THE NERDVANA AWARDS: Best Music of 2008

Introducing the first annual Nerdvana Awards! For the first week of 2009, I decided to look back at all the things that helped me Achieve Nerdvana in 2008. There was no voting or complicated algorithms involved. These are simply the things I geeked out over the year: movies, tv, music, technology, books, and people included. Today’s category: Music!


This is the only Nerdvana Award category that I had to settle on a tie…. 

Modern Guilt by Beck


First up is my Godfather of hip/cerebral/geeky/electronic/folk/rock: Beck.  Modern Guilt is his best record since Mutations, and that’s saying a lot, considering his work over the last ten years has all been great. Co-produced by Danger Mouse, Modern Guilt features Beck’s signature psychedelic sound coupled with some pretty apocalyptic lyrics  (“If I could hold hold out for now/ With these icecaps melting down”).

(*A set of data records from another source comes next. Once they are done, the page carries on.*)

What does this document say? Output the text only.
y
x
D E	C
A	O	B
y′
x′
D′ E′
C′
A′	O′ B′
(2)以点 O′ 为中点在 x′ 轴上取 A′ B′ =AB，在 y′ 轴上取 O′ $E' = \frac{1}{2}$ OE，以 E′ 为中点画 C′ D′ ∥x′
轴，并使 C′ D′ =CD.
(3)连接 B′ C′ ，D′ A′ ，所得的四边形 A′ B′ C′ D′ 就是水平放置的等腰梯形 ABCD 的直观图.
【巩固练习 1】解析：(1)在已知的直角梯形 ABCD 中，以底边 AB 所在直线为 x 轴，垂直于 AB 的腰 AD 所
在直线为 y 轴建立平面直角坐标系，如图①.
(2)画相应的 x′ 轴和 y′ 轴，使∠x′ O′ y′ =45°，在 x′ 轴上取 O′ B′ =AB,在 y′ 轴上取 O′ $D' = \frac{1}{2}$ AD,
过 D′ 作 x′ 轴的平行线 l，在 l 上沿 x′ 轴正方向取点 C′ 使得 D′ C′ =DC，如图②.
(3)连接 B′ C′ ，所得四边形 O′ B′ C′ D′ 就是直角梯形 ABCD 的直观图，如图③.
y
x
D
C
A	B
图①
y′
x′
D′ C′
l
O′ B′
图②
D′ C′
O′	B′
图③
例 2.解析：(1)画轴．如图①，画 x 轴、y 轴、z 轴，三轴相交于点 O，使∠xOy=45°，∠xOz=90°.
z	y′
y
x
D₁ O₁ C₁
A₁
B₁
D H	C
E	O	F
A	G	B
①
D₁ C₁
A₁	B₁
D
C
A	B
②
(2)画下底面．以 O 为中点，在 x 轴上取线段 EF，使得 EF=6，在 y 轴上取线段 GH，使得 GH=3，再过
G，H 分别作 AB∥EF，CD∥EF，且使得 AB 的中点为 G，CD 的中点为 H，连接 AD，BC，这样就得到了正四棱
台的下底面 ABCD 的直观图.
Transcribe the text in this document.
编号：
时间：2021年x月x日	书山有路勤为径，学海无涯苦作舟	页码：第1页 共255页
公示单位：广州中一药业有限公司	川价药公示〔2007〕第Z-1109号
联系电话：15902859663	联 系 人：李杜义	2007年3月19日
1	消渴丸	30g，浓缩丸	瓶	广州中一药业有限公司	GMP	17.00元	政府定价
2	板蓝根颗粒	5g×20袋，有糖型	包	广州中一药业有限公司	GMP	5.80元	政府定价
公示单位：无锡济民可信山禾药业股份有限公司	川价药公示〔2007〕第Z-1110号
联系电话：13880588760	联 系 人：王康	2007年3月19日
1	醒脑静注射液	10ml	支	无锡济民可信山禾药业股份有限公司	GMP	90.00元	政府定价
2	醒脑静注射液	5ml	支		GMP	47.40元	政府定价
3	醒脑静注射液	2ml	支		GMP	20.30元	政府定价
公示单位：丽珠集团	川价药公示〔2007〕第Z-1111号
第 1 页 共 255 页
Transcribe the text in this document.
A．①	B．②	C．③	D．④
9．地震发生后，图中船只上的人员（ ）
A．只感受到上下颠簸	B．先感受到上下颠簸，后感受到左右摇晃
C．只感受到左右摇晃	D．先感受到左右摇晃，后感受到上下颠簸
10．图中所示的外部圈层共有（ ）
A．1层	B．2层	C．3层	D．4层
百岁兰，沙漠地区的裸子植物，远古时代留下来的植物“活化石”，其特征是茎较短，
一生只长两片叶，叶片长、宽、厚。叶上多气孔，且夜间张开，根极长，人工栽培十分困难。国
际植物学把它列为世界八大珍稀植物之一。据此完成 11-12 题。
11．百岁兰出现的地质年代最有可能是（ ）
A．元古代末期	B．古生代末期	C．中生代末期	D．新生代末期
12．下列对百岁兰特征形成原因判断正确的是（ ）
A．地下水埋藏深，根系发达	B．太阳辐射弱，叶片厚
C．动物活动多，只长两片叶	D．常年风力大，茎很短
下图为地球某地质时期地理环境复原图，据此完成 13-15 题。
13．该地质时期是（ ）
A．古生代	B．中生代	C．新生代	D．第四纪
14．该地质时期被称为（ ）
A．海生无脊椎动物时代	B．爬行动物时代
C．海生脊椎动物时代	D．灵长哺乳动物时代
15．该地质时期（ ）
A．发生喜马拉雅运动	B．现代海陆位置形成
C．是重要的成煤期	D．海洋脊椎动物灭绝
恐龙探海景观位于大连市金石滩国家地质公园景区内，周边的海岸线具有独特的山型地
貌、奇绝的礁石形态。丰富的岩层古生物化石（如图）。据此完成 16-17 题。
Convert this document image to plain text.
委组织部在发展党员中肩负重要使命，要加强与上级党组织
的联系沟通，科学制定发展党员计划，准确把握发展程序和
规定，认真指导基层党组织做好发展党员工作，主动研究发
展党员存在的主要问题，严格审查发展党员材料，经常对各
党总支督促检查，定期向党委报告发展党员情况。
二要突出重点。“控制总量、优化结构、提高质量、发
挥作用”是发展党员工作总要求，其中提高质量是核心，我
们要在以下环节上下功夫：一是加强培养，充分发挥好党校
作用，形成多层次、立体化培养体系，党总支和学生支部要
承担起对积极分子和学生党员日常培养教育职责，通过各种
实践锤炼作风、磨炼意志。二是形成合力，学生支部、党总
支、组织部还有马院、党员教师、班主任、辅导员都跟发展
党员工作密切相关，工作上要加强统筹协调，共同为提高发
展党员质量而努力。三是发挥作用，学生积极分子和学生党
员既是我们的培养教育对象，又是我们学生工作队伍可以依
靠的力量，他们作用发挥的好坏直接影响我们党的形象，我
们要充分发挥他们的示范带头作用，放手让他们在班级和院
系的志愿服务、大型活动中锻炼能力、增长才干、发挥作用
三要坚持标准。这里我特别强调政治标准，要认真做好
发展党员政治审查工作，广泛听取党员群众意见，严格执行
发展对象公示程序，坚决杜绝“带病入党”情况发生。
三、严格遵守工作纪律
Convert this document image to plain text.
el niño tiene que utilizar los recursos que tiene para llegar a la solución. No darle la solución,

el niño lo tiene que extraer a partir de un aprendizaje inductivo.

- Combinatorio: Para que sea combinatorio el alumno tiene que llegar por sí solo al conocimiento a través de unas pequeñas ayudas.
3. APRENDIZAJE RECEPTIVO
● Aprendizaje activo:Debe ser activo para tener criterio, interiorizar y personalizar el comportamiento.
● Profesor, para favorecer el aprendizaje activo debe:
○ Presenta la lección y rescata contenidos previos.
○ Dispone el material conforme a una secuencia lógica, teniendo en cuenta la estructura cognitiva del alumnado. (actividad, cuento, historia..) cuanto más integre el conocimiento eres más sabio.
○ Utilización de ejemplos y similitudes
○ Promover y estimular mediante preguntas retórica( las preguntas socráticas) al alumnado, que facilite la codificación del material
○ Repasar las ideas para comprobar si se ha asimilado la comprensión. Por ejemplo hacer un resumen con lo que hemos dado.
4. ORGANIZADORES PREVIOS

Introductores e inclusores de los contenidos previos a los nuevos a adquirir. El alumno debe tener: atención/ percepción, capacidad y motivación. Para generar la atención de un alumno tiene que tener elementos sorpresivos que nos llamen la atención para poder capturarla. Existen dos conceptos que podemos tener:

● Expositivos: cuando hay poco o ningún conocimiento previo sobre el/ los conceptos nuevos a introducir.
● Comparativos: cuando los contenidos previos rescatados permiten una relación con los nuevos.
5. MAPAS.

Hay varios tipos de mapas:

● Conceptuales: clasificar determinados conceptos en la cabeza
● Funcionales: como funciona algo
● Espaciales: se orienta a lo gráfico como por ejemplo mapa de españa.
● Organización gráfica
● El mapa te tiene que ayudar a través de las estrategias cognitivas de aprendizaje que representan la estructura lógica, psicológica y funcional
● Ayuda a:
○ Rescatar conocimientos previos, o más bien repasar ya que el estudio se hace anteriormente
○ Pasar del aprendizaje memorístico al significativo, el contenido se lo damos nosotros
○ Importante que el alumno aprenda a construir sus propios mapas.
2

My favorite cut on the record is “Chemtrails”, a mesmerizing song unlike any I’ve ever heard before. If a spaceship landed tomorrow and an alien dressed like Klaatu came out holding a guitar, I’m pretty sure this is what it’s song would sound like. From Rolling Stone: 

 Beck imagines jets flying above a sea full of dead people. The song title comes from a conspiracy theory that holds that some jet trails are actually chemical sprays engineered by the government for secret purposes. But you don’t have to know the reference to feel the dread. Staring at the corpses, Beck sings, “So many people, where do they go?”

Fleet Foxes by Fleet Foxes


An instant classic of indie/folk rock, Fleet Foxes was the record I played on repeat the most this year. Gloriously retro in sound, the band sings the kind of harmonies not heard since Crosby, Stills, and Nash, and soaks them in reverb for an album that is only missing the hiss of an old vinyl LP.

The Seattle five-piece delivers 11 songs that are pastoral, Celtic, Americana, classic rock, hippie, and pop. But most impressively, it transports you to another place — a place with lots of grass, trees, and birds. The lyrics and music are so steeped in nature I’m surprised they didn’t record it in a cabin in the woods. 

My favorite song on the album is “Tiger Mountain Peasant Song”, an eeire ballad that sounds like it could of been written and performed by a traveling bard from a George R.R. Martin book. It’s a beautiful record and a dazzling debut for undoubtedly the most exciting new band of 2008.